The most relevant and novel finding of our study is the relationship between preoperative interhemispheric perfusion asymmetry and percentage increase of perfusion in the ipsilateral hemisphere after CEA. To the best of our knowledge, direct correlation between these parameters has not been reported before. In our opinion, AI assessment may be useful in clinical practice. It can be easily and quickly obtained from brain perfusion SPECT, which is a noninvasive diagnostic tool that is widely available and relatively inexpensive. On one hand, in patients with high preoperative AI we can expect greater perfusion improvement after revascularization, which is prognostically favorable. On the other hand, rapid reperfusion may be dangerous to the patient. A severe and diffuse asymmetric pattern of preoperative perfusion is considered to be one of the factors predictive of cerebral hyperperfusion syndrome after CEA or carotid stenting. These factors were determined by SPECT studies [18,19]. Apart from AI, they include patient age and impaired cerebrovascular reactivity. Hyperperfusion, defined as a perfusion increase of ≥100%, is a rare but disastrous complication after revascularization, therefore extreme procedural care is postulated in patients at risk [19].

For semiquantitative evaluation of perfusion, most studies have used region of interest approaches. These methods are operator-dependent, time-consuming, and the analysis does not include the entire brain. The newer image processing techniques such as voxel-based analysis applied in the present work are automatic, 3-dimensional, and give fast, objective assessment of the whole brain. Comparison of baseline and control SPECT without dedicated software is especially difficult, even for an experienced specialist in nuclear medicine, whereas the voxel-based approach guarantees accuracy of obtained results.

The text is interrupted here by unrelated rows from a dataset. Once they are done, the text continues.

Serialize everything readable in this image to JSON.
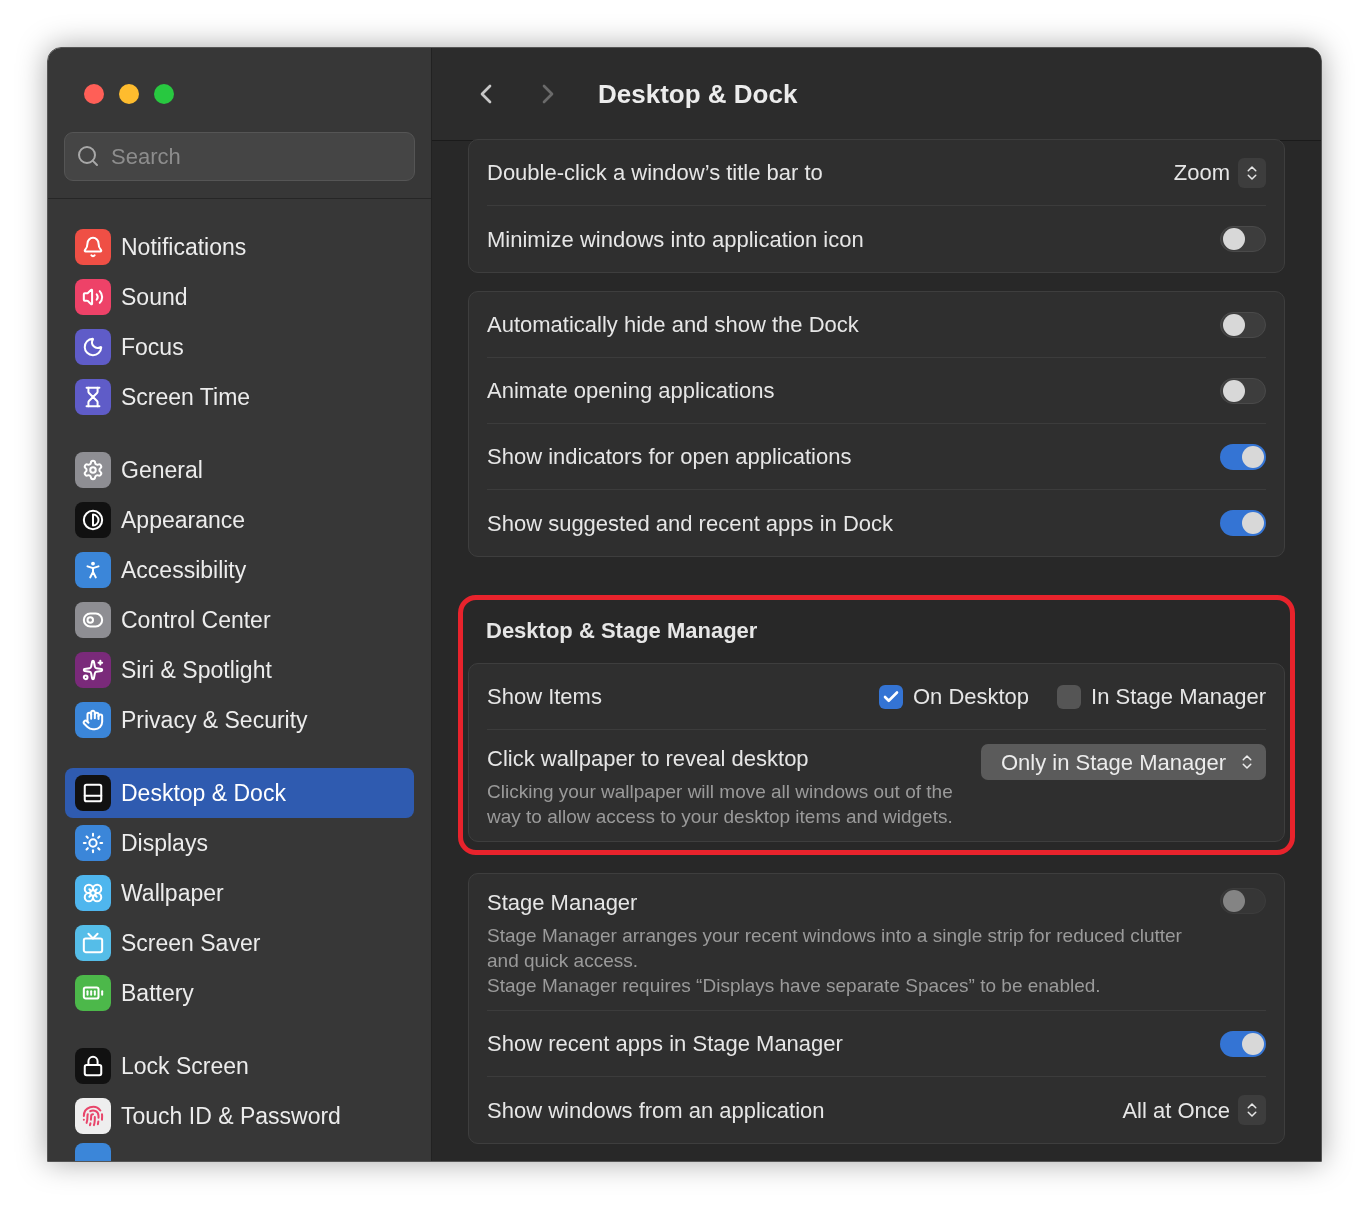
{
  "window": {
    "title": "Desktop & Dock"
  },
  "search": {
    "placeholder": "Search"
  },
  "sidebar": {
    "groups": [
      [
        {
          "label": "Notifications",
          "selected": false
        },
        {
          "label": "Sound",
          "selected": false
        },
        {
          "label": "Focus",
          "selected": false
        },
        {
          "label": "Screen Time",
          "selected": false
        }
      ],
      [
        {
          "label": "General",
          "selected": false
        },
        {
          "label": "Appearance",
          "selected": false
        },
        {
          "label": "Accessibility",
          "selected": false
        },
        {
          "label": "Control Center",
          "selected": false
        },
        {
          "label": "Siri & Spotlight",
          "selected": false
        },
        {
          "label": "Privacy & Security",
          "selected": false
        }
      ],
      [
        {
          "label": "Desktop & Dock",
          "selected": true
        },
        {
          "label": "Displays",
          "selected": false
        },
        {
          "label": "Wallpaper",
          "selected": false
        },
        {
          "label": "Screen Saver",
          "selected": false
        },
        {
          "label": "Battery",
          "selected": false
        }
      ],
      [
        {
          "label": "Lock Screen",
          "selected": false
        },
        {
          "label": "Touch ID & Password",
          "selected": false
        }
      ]
    ]
  },
  "sections": [
    {
      "highlighted": false,
      "rows": [
        {
          "kind": "select",
          "label": "Double-click a window’s title bar to",
          "value": "Zoom"
        },
        {
          "kind": "toggle",
          "label": "Minimize windows into application icon",
          "on": false,
          "disabled": false
        }
      ]
    },
    {
      "highlighted": false,
      "rows": [
        {
          "kind": "toggle",
          "label": "Automatically hide and show the Dock",
          "on": false,
          "disabled": false
        },
        {
          "kind": "toggle",
          "label": "Animate opening applications",
          "on": false,
          "disabled": false
        },
        {
          "kind": "toggle",
          "label": "Show indicators for open applications",
          "on": true,
          "disabled": false
        },
        {
          "kind": "toggle",
          "label": "Show suggested and recent apps in Dock",
          "on": true,
          "disabled": false
        }
      ]
    },
    {
      "title": "Desktop & Stage Manager",
      "highlighted": true,
      "rows": [
        {
          "kind": "checkboxes",
          "label": "Show Items",
          "options": [
            {
              "label": "On Desktop",
              "checked": true
            },
            {
              "label": "In Stage Manager",
              "checked": false
            }
          ]
        },
        {
          "kind": "popup",
          "label": "Click wallpaper to reveal desktop",
          "description": [
            "Clicking your wallpaper will move all windows out of the way to allow access to your desktop items and widgets."
          ],
          "value": "Only in Stage Manager"
        }
      ]
    },
    {
      "highlighted": false,
      "rows": [
        {
          "kind": "toggle",
          "label": "Stage Manager",
          "description": [
            "Stage Manager arranges your recent windows into a single strip for reduced clutter and quick access.",
            "Stage Manager requires “Displays have separate Spaces” to be enabled."
          ],
          "on": false,
          "disabled": true
        },
        {
          "kind": "toggle",
          "label": "Show recent apps in Stage Manager",
          "on": true,
          "disabled": false
        },
        {
          "kind": "select",
          "label": "Show windows from an application",
          "value": "All at Once"
        }
      ]
    }
  ]
}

Assessment of vasodilatory reserve with acetazolamide is often a part of brain perfusion imaging in the context of cerebrovascular disease. Lack of this test is a limitation of the present study. Reduced vascular reserve carries a higher risk for hyperperfusion after CEA [18] and predicts development of cerebral ischemic lesions caused by microemboli during the procedure [6]. Moreover, in patients with morphological lesions detected by CT, hypoperfused regions without improvement after CEA may result from diaschisis. This phenomenon accompanies lesions of various etiologies, including infarction [20]. The injury interrupts connections with other cerebral regions, which receive weak afferent signals and subsequently decrease their metabolism and perfusion [21]. Without assessment of cerebrovascular reserve, we cannot differentiate between diaschisis and hemodynamic impairment. The second limitation is evaluation of perfusion based on relative radiotracer distribution in the brain, instead of absolute values. However, our study was designed to explore association between preoperative perfusion pattern and reperfusion after CEA by means of a widely available, non-invasive examination that can be useful in daily clinical practice, whereas both acetazolamide test and absolute cerebral blood flow measurement are complicated procedures. The former gives the possibility of adverse effects [22], and increases radiation burden and patient inconvenience.

Conclusions

Brain perfusion SPECT with voxel-based analysis allows for detection of hypoperfusion in patients with ICA stenosis, including asymptomatic and symptomatic, without morphological changes in CT. Our results suggest that the perfusion increase detected in the majority of examined patients 3–5 days after CEA is higher in cases with greater ipsilateral asymmetry index. Thus, evaluation of preoperative AI may help to identify patients in whom rapid reperfusion is more likely.